L'ouverture du marché a tué l'artisanat d'art de l'abaya en Irak

Signe d'élégance et de raffinement, l'abaya Najafi, une cape à la broderie arachnéenne fabriquée à la main depuis 150 ans pour les princes du Golfe, les chefs tribaux et les hommes d'affaire arabes, est en train de disparaître : les artisans n'y trouvent plus leur compte.

"Le travail est trop dur et ne rapporte plus grand-chose. Franchement, si je pouvais devenir fonctionnaire, je n'hésiterais pas une seconde", maugrée Kazem, 41 ans, tout en brodant des fils d'or sur une abaya.

Le souk près du mausolée de l'imam Ali, dans la ville sainte chiite de Najaf, s'appelle encore "le marché des abayas", mais les marchands ne vendent plus que des babioles, des jouets ou des vêtements pour les milliers de pèlerins iraniens.

La famille de Kazem fabrique des abayas depuis des générations, à tel point que tous ses membres partagent le surnom d'Abou Chengal, le "père du crochet", même si cet instrument risque de tomber bientôt en désuétude. "Mes ventes d'abayas ne représentent qu'un cinquième de ce qu'elles étaient il y a dix ans : j'en écoulais des centaines, contre seulement quelques dizaines aujourd'hui", se plaint-il.

La Najafi, qui était offerte en cadeau de prestige aux personnalités, représente "l'identité de la ville", haut-lieu de l'islam chiite, estime pourtant Hassan Issa al-Hakim, expert en histoire islamique et professeur à l'Université de Koufa, très proche de Najaf, à 160 kilo-mètres au sud de Bagdad. Mais pour les commerçants et fabricants, la Najafi est victime du libre-échange, de la hausse du dinar et de la violence qui a ravagé l'Irak.

Après des décennies de protectionnisme puis d'embargo, le marché s'est ouvert dans le sillage de l'invasion menée par les États-Unis en 2003, et le pays a été envahi par des produits à bas prix.

La concurrence est rude : une abaya tissée et brodée à la main coûte entre 425 et 675 dollars, contre 65 dollars pour celles fabriquées à la machine.

"Impossible d'être compétitif", se lamente Hussein Sayed, un tisserand de 63 ans qui a quitté le métier il y a quelques années.
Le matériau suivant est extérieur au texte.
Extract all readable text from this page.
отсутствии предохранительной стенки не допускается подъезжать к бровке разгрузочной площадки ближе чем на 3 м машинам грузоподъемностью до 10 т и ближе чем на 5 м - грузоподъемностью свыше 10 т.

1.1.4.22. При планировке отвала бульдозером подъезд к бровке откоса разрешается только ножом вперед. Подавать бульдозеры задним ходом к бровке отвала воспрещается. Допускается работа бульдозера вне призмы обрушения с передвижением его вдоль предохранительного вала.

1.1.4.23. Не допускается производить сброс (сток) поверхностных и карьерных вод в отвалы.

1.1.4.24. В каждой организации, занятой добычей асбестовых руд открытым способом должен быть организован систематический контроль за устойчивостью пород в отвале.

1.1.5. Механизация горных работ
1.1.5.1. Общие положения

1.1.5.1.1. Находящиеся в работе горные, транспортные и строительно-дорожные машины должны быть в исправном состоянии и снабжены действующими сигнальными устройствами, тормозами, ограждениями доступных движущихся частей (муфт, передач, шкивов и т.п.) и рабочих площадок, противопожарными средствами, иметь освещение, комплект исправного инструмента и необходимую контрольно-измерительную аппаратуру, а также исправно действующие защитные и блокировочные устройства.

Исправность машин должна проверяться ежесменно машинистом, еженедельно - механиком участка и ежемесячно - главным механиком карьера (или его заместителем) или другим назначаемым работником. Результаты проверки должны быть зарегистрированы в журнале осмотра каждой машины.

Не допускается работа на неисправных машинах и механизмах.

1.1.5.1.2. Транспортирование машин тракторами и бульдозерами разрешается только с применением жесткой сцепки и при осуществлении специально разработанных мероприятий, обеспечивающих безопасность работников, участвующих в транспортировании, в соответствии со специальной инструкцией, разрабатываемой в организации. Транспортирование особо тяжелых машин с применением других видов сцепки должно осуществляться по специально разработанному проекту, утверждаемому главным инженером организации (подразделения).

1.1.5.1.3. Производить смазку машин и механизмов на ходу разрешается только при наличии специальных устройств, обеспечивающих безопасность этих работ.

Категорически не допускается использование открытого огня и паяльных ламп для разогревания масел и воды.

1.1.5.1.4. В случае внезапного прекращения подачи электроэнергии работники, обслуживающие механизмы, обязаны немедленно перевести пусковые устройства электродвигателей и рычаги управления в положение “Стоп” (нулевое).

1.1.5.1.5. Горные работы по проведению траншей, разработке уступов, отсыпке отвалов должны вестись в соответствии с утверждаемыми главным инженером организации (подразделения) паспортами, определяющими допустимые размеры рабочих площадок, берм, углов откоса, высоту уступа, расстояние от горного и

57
Pour lui, la Najafi se meurt car elle exige entre trois et dix jours de fabrication, sans compter la broderie. Quatre de ses enfants qui pratiquaient cet art sont aujourd'hui chauffeurs de taxi. Même son de cloche chez Razzaq Mohammad, 58 ans, qui a tissé des abayas toute sa vie avant d'ouvrir une épicerie en 2006. Trois de ses fils sont tisserands de formation mais aucun d'eux n'exerce à plein temps, faute de clients. "Aujourd'hui, seuls les chefs tribaux et les personnalités désirent encore des abayas faites main, mais le travail n'est pas régulier. La classe moyenne, elle, ne peut plus s'offrir que des produits faits à la machine", dit-il en montrant trois métiers à tisser accrochés au mur chez lui.

Son fils Ahmad sépare minutieusement les fils de laine, enlève les noeuds et place chaque fil dans le métier à tisser. Mais cet artisan de 31 ans n'a pas assez de travail pour en vivre. "Je quitterais tout cela si je trouvais de quoi subvenir aux besoins de ma famille", dit-il.

Depuis 2003, la violence a fait fuir les clients, et plusieurs tisserands ou fabricants sont devenus fonctionnaires, selon Kazem.

Aujourd'hui, Najaf accueille chaque jour 5.000 pèlerins. Ils achètent des jouets, des bijoux ou d'autres vêtements, alors la moitié des marchands d'abayas ont changé de métier, comme Youssef Mohammed Ali, reconverti dans le commerce d'écharpes, de bagues et de chapelets.